Despite warnings not to swim through the storm surge, Johnny Lauder dove into the flooded streets of his neighborhood and began his half mile trek to his elderly mother’s house after she called for help during Hurricane Ian.
“It was a very rough swim, if you call it that, and I knew the water was coming up faster and faster,” Lauder said. “Who wouldn’t go for their mom?”
Prior to the storm, Lauder attempted to get his 84-year-old mother Karen to evacuated her home in Naples, Florida.
“She said, ‘You’d have to pull me out kicking and screaming,'” he told People.
Lauder, whose son lives in the same Naples community as his father and grandmother, rode out the storm with his two sons and his one son’s girlfriend.
As the storm battered Naples and the streets rapidly began to flood, everyone gathered in the attic.
While they escaped to higher ground Lauder, a former police officer and rescue diver, received a call from his mother who uses a wheelchair. The water was coming into her home.
“That’s when I knew I had to bounce,” Lauder told The Washington Post. “So I jumped out of the window and began wading through the water.”
“I was aware of the dangers any type of current could take me, I could be hit by debris, but my mom was there and I knew she didn’t have much time,” the 49-year-old told local news.

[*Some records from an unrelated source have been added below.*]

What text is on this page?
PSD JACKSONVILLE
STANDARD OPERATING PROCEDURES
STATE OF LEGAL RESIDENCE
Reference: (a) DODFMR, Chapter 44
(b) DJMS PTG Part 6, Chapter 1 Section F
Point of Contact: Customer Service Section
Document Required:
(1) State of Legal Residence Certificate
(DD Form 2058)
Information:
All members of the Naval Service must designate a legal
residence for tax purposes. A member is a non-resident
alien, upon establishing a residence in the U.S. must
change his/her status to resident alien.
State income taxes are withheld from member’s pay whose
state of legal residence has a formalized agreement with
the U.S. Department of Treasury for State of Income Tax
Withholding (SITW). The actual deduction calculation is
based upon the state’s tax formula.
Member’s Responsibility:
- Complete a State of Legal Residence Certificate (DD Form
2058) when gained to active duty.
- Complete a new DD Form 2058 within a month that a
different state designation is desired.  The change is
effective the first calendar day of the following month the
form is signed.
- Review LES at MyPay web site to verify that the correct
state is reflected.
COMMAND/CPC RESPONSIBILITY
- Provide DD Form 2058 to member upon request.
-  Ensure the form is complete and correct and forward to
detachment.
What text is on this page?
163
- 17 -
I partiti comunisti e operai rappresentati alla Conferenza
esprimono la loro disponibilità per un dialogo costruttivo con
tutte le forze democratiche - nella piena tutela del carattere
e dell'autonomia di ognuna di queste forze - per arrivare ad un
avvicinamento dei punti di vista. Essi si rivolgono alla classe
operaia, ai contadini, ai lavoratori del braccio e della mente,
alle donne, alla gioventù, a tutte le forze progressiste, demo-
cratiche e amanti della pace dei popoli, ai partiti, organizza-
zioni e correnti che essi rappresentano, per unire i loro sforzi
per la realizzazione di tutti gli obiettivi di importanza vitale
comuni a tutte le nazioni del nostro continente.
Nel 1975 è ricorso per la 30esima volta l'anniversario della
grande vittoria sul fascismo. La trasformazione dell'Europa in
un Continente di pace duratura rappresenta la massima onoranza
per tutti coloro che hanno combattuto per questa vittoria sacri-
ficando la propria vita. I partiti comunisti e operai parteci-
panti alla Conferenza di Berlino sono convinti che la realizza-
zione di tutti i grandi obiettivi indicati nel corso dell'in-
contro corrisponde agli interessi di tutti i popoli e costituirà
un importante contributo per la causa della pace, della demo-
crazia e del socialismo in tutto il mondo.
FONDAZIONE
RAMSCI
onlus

As he worked his way to his mother’s house he snapped selfies and sent them to his family to let them know he was okay.
During his journey he came across a kneeboard and a life jacket which he used to propel him the four blocks to his mother’s house.
“It was like an act of God when the kneeboard just floated in front of me,” he said. “There was nothing on the street and it just appeared, like, ‘Wow, okay, someone’s looking out for me.’ ”
After nearly an hour of working against the strong current he made it to his 84-year-old mother’s house.
When he got to her door he heard her screaming.
It was a sense of terror and relief at the same time,” he said, according to CBS News. “The terror was that I didn’t know if something was falling on her or if she was trapped and hurt. But the relief was knowing that there’s still air in her lungs.”
He peered into her window and spotted her struggling to stay afloat. The water was up to her chin.
‘She’s never been happier to see me.’
Lauder recognized signs of hypothermia and placed her on a high table where he wrapped her in dry sheets.
Her reaction when he returned with something to keep her warm was, “‘No, not those, those are my good sheets!'”
Then mother and son waited about three hours for the water to recede.
Once the storm surge receded enough, Lauder contacted one of his sons to help him bring Karen to safety. As Lauder and his son began to wheel Karen through the water, they noticed a neighbor who was in need of help.
Lauder’s son continued to wheel Karen while Lauder carried the other women and dropped her off at a nearby hotel.
In the end Lauder’s family lost two homes, but he’s extremely grateful he only lost possessions and not people.
“I might have lost my home, my things, but I didn’t lose family, I didn’t lose my job. I didn’t lose hope. So we’re still here,” he said. “Life is like a computer, there’s two buttons: There’s a reset and a power — and thank God it was just a reset button that got hit and not the power.”
Karen was transported to a hospital where she has been receiving treatment for an infection she got from the bacteria-infested water.
There are so many stories like this that we have yet to hear about. So many people have gone to incredible lengths to save not only their loved ones but strangers in the aftermath of Hurricane Ian.